I’ve thought a bit about how TV and media fit into our family life.  My husband and I LOVE TV.  Neither of us are the type to just have it on in the background of what we’re doing, nor do we watch it in front of Ida, but we both have a roster of programs that we watch, and we often unwind together after a long day with a glass of wine and our good friend Jon Stewart.  Often while we’re watching TV, a commercial that my husband wrote music for will pop up.  All this to say, television is part of our life (and pays the majority of our bills!).  I briefly imagined that we’d get rid of our TV when Ida was born, but dismissed this possibility almost immediately.  All parents must at some point make the discovery that having a kid does not provide sufficient motivation to become a totally different person.  We’re a TV-watching household.
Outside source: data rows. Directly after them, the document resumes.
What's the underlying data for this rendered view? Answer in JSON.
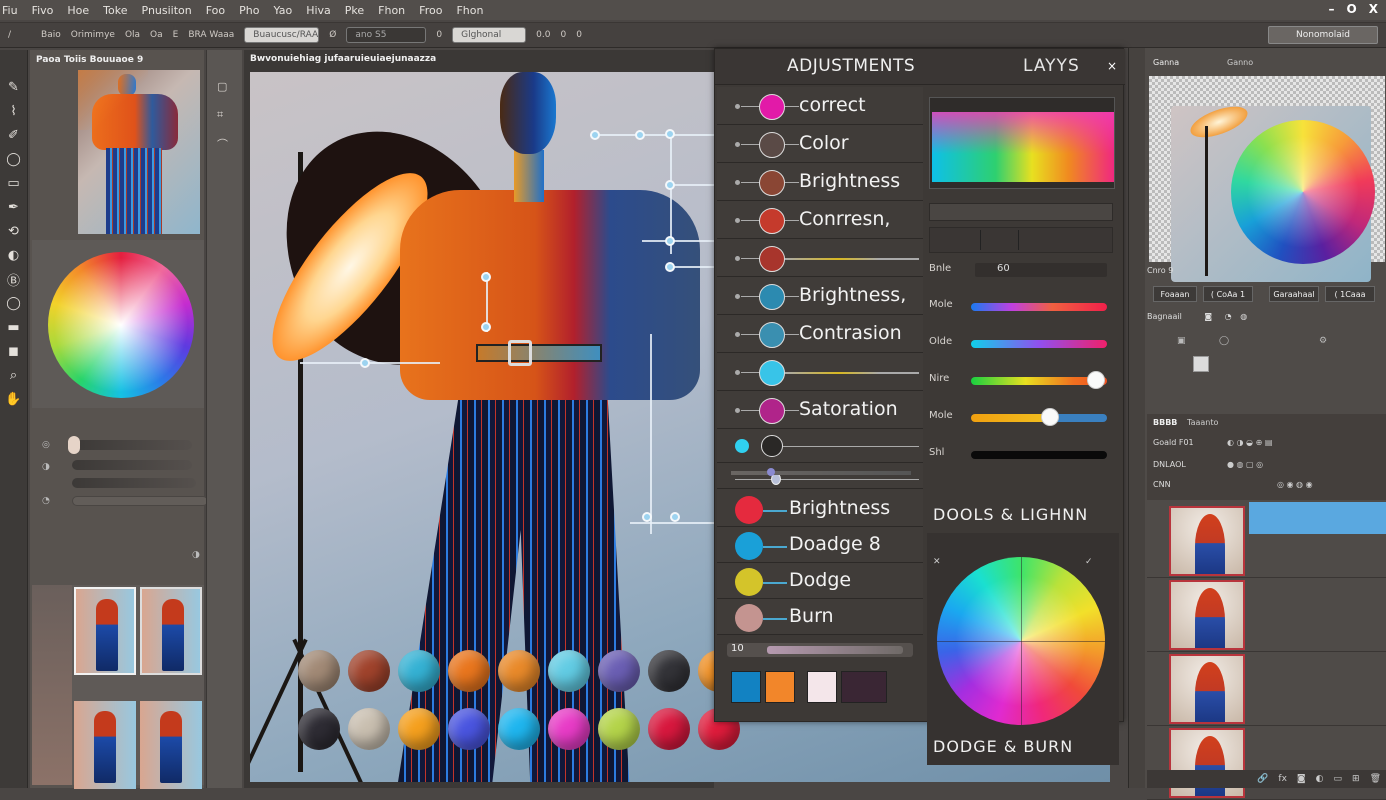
{
  "menubar": {
    "items": [
      "Fiu",
      "Fivo",
      "Hoe",
      "Toke",
      "Pnusiiton",
      "Foo",
      "Pho",
      "Yao",
      "Hiva",
      "Pke",
      "Fhon",
      "Froo",
      "Fhon"
    ],
    "window_controls": {
      "minimize": "–",
      "maximize": "O",
      "close": "X"
    }
  },
  "optionsbar": {
    "items": [
      "/",
      "Baio",
      "Orimimye",
      "Ola",
      "Oa",
      "E",
      "BRA Waaa"
    ],
    "field1": "Buaucusc/RAA",
    "field1_suffix": "Ø",
    "field2": "ano S5",
    "field2_suffix": "0",
    "field3": "Glghonal",
    "trail": [
      "0.0",
      "0",
      "0"
    ],
    "right_button": "Nonomolaid"
  },
  "toolbar": {
    "tools": [
      "move-tool",
      "lasso-tool",
      "brush-tool",
      "ellipse-tool",
      "marquee-tool",
      "pen-tool",
      "crop-tool",
      "dodge-tool",
      "type-tool",
      "shape-tool",
      "eraser-tool",
      "fill-tool",
      "zoom-tool",
      "hand-tool"
    ],
    "glyphs": [
      "✎",
      "⌇",
      "✐",
      "◯",
      "▭",
      "✒",
      "⟲",
      "◐",
      "Ⓑ",
      "◯",
      "▬",
      "◼",
      "⌕",
      "✋"
    ]
  },
  "left_panel": {
    "title": "Paoa Toiis Bouuaoe 9",
    "slider_icons": [
      "◎",
      "◑",
      "◔",
      "◑"
    ]
  },
  "strip": {
    "icons": [
      "▢",
      "⌗",
      "⌒"
    ]
  },
  "canvas": {
    "title": "Bwvonuiehiag jufaaruieuiaejunaazza",
    "spheres_row1": [
      "#a28a76",
      "#a0432c",
      "#35b2d4",
      "#e9761e",
      "#e98a2a",
      "#62cce4",
      "#6b5fb4",
      "#333338",
      "#f09024"
    ],
    "spheres_row2": [
      "#2e2c34",
      "#c9bfb0",
      "#f5a01e",
      "#4a55e0",
      "#1fb6ef",
      "#e83cc7",
      "#b4d44a",
      "#d8183e",
      "#e01c3c"
    ]
  },
  "adjustments": {
    "tab_active": "ADJUSTMENTS",
    "tab_inactive": "LAYYS",
    "close": "×",
    "rows": [
      {
        "label": "correct",
        "color": "#e21aa8"
      },
      {
        "label": "Color",
        "color": "#5a4a46"
      },
      {
        "label": "Brightness",
        "color": "#8a4634"
      },
      {
        "label": "Conrresn,",
        "color": "#c53a2c"
      },
      {
        "label": "",
        "color": "#a8352c"
      },
      {
        "label": "Brightness,",
        "color": "#2c8ab0"
      },
      {
        "label": "Contrasion",
        "color": "#3a8fb0"
      },
      {
        "label": "",
        "color": "#38c4e8"
      },
      {
        "label": "Satoration",
        "color": "#b0248a"
      }
    ],
    "lower_rows": [
      {
        "label": "Brightness",
        "color": "#e52a3e"
      },
      {
        "label": "Doadge 8",
        "color": "#1aa0d8"
      },
      {
        "label": "Dodge",
        "color": "#d4c42a"
      },
      {
        "label": "Burn",
        "color": "#c49490"
      }
    ],
    "opacity_value": "10",
    "swatches": [
      "#1282c2",
      "#f2862a",
      "#f4e6ea",
      "#3a2634"
    ],
    "right": {
      "field_label": "Bnle",
      "field_value": "60",
      "sliders": [
        {
          "label": "Mole",
          "value": null
        },
        {
          "label": "Olde",
          "value": null
        },
        {
          "label": "Nire",
          "value": 0.92
        },
        {
          "label": "Mole",
          "value": 0.58
        },
        {
          "label": "Shl",
          "value": null
        }
      ],
      "tools_title": "DOOLS & LIGHNN",
      "dodge_title": "DODGE & BURN"
    }
  },
  "right_panel": {
    "nav_tab": "Ganna",
    "nav_tab2": "Ganno",
    "info_label": "Cnro 9",
    "buttons": [
      "Foaaan",
      "( CoAa 1",
      "Garaahaal",
      "( 1Caaa"
    ],
    "row_label": "Bagnaail",
    "layers_tabs": [
      "BBBB",
      "Taaanto"
    ],
    "layers_rows": [
      "Goald F01",
      "DNLAOL",
      "CNN"
    ],
    "layers_count": 4
  }
}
  • So when Ida turned two, it came time to decide what role TV would play in her life.  I’m up to speed on the research, so I know that various sources say:
  • – Television isn’t good for anyone’s brain, especially young children
  • – A small amount of TV (under an hour/two hours per day) is okay, but less-than-perfect
  • – Baby Einstein will teach your toddler to poop in French and properly use an abacus
 
As with most of my parenting decisions, I took in all of this (very helpful as always, thanks internet) information, promptly discarded it, and got to thinking about Ida in particular.  I know that kid pretty well, and in thinking it over, I decided that it was important for television to be a moderate part of Ida’s life right now.  My thoughts as I came to this decision were as follows:
 
  • – Ida is interested in television.  
  • – I want to encourage Ida’s interests in healthy ways.  It’s up to me to teach her how to moderate her media consumption.
  • – I believe that most things in moderation are just fine – I find myself to be a very middle-of-the-road parent.
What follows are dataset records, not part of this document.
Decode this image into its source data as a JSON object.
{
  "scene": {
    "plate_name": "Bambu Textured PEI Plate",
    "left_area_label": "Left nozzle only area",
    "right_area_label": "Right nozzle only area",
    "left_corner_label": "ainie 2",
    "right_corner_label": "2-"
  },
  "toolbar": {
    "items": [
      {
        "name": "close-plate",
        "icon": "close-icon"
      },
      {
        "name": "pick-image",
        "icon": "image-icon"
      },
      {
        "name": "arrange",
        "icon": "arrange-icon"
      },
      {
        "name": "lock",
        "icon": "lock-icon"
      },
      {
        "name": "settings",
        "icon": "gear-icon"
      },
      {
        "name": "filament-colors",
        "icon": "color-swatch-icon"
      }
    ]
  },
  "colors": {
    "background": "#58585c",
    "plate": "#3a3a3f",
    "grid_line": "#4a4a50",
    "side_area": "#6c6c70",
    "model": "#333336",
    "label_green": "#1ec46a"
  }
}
  • – Ida has stopped napping, so a short sedentary period during the day would benefit both of us.
  • – I really enjoy watching television, and I don’t find TV to be churning my brains into useless mush.  
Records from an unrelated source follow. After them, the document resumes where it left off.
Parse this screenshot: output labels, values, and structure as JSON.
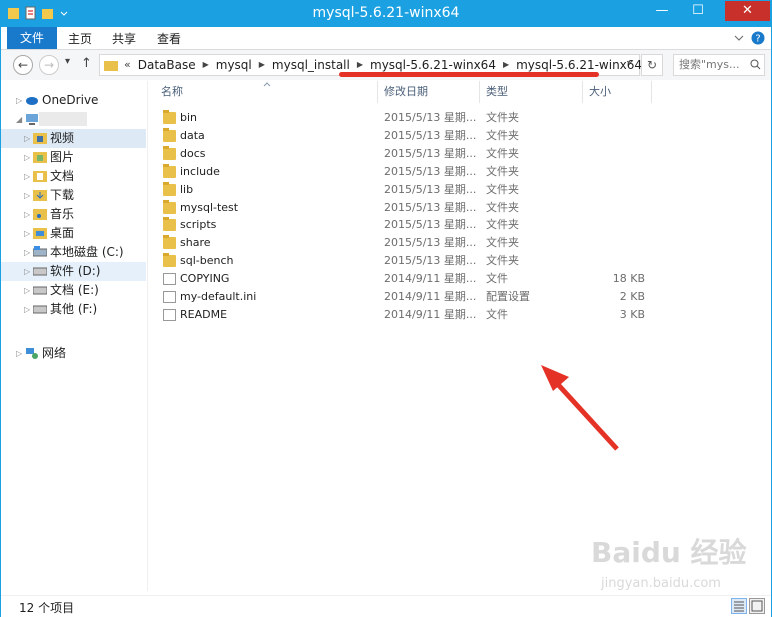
{
  "window": {
    "title": "mysql-5.6.21-winx64"
  },
  "titlebar": {
    "minimize": "—",
    "maximize": "☐",
    "close": "✕"
  },
  "ribbon": {
    "tabs": [
      "文件",
      "主页",
      "共享",
      "查看"
    ]
  },
  "nav_buttons": {
    "back": "←",
    "forward": "→",
    "recent": "▾",
    "up": "↑"
  },
  "address": {
    "overflow": "«",
    "crumbs": [
      "DataBase",
      "mysql",
      "mysql_install",
      "mysql-5.6.21-winx64",
      "mysql-5.6.21-winx64"
    ],
    "dropdown": "⌄",
    "refresh": "↻"
  },
  "search": {
    "placeholder": "搜索\"mys..."
  },
  "sidebar": {
    "items": [
      {
        "label": "OneDrive",
        "icon": "cloud-icon"
      },
      {
        "label": "",
        "icon": "computer-icon"
      },
      {
        "label": "视频",
        "icon": "videos-folder-icon",
        "selected": true
      },
      {
        "label": "图片",
        "icon": "pictures-folder-icon"
      },
      {
        "label": "文档",
        "icon": "documents-folder-icon"
      },
      {
        "label": "下载",
        "icon": "downloads-folder-icon"
      },
      {
        "label": "音乐",
        "icon": "music-folder-icon"
      },
      {
        "label": "桌面",
        "icon": "desktop-folder-icon"
      },
      {
        "label": "本地磁盘 (C:)",
        "icon": "drive-icon"
      },
      {
        "label": "软件 (D:)",
        "icon": "drive-icon"
      },
      {
        "label": "文档 (E:)",
        "icon": "drive-icon"
      },
      {
        "label": "其他 (F:)",
        "icon": "drive-icon"
      },
      {
        "label": "网络",
        "icon": "network-icon"
      }
    ]
  },
  "columns": {
    "name": "名称",
    "date": "修改日期",
    "type": "类型",
    "size": "大小"
  },
  "files": [
    {
      "name": "bin",
      "date": "2015/5/13 星期...",
      "type": "文件夹",
      "size": "",
      "kind": "folder"
    },
    {
      "name": "data",
      "date": "2015/5/13 星期...",
      "type": "文件夹",
      "size": "",
      "kind": "folder"
    },
    {
      "name": "docs",
      "date": "2015/5/13 星期...",
      "type": "文件夹",
      "size": "",
      "kind": "folder"
    },
    {
      "name": "include",
      "date": "2015/5/13 星期...",
      "type": "文件夹",
      "size": "",
      "kind": "folder"
    },
    {
      "name": "lib",
      "date": "2015/5/13 星期...",
      "type": "文件夹",
      "size": "",
      "kind": "folder"
    },
    {
      "name": "mysql-test",
      "date": "2015/5/13 星期...",
      "type": "文件夹",
      "size": "",
      "kind": "folder"
    },
    {
      "name": "scripts",
      "date": "2015/5/13 星期...",
      "type": "文件夹",
      "size": "",
      "kind": "folder"
    },
    {
      "name": "share",
      "date": "2015/5/13 星期...",
      "type": "文件夹",
      "size": "",
      "kind": "folder"
    },
    {
      "name": "sql-bench",
      "date": "2015/5/13 星期...",
      "type": "文件夹",
      "size": "",
      "kind": "folder"
    },
    {
      "name": "COPYING",
      "date": "2014/9/11 星期...",
      "type": "文件",
      "size": "18 KB",
      "kind": "file"
    },
    {
      "name": "my-default.ini",
      "date": "2014/9/11 星期...",
      "type": "配置设置",
      "size": "2 KB",
      "kind": "ini"
    },
    {
      "name": "README",
      "date": "2014/9/11 星期...",
      "type": "文件",
      "size": "3 KB",
      "kind": "file"
    }
  ],
  "status": {
    "count": "12 个项目"
  },
  "watermark": {
    "brand": "Baidu 经验",
    "url": "jingyan.baidu.com"
  },
  "colors": {
    "titlebar": "#1ba1e2",
    "file_tab": "#1979ca",
    "annotation": "#e53226"
  }
}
  • – I believe that since TV will probably be part of Ida’s life, it would be best for her to learn how to consume it in healthy ways rather than total depravation followed by unlimited freedom once she’s out from under my quasi-watchful eye (insert Rumspringa story here).
 
So once I made the decision to let TV be a part of Ida’s life, I got to thinking about a couple pitfalls I wanted to avoid.  Namely, problems with content (i.e. what is she watching exactly?) and related problems with brain-mushing.  I found that I could circumvent the content problem (i.e. I don’t want my kid watching shows that are homophobic or pro-life, TWIST) by curating her viewing material.  It is 100% okay with me if she grows up believing rats can and should cook her dinner.  At this point, Ida doesn’t watch regular TV because I’m uncomfortable with the advertising component.  I found that I could eliminate my concerns regarding Ida’s being brain-mushed (I think that’s what the scientists call it) by providing her with a relatively short, focused period of time dedicated to television viewing rather than having it available all the time, distracting her from other things. 
 
Most of the time, I feel great about the resolution we’ve come to with television.  Ida, Nate and I all seem happy with the arrangement.  But every once in a while, I still feel a pang of guilt when I look over and see the glazed eyes of my bright, imaginative, and energetic kid as she lazes in front of the screen.  Why is it in parenting that I can know I’ve made the most sensible choice – the choice that I believe in – and still feel a little bit of anxiety that I’m not doing this quite right?  Do I really believe that it would be best for Ida to watch no TV at all?  Not really, but sometimes it’s just so easy to feel like even after really thinking it though, I’m taking some kind of short-cut here.  
 
But luckily, the kitchen timer dings, we turn off Ratatouille, and I watch as Ida resumes work on her village of blocks, lego people, and strangely, goldfish crackers in little lines – all meticulously arranged throughout the living room.  “This is a party and an installation and a big giant Chicago, Mama.”  Everything is just fine, just like I knew it would be.  We figured it out (again).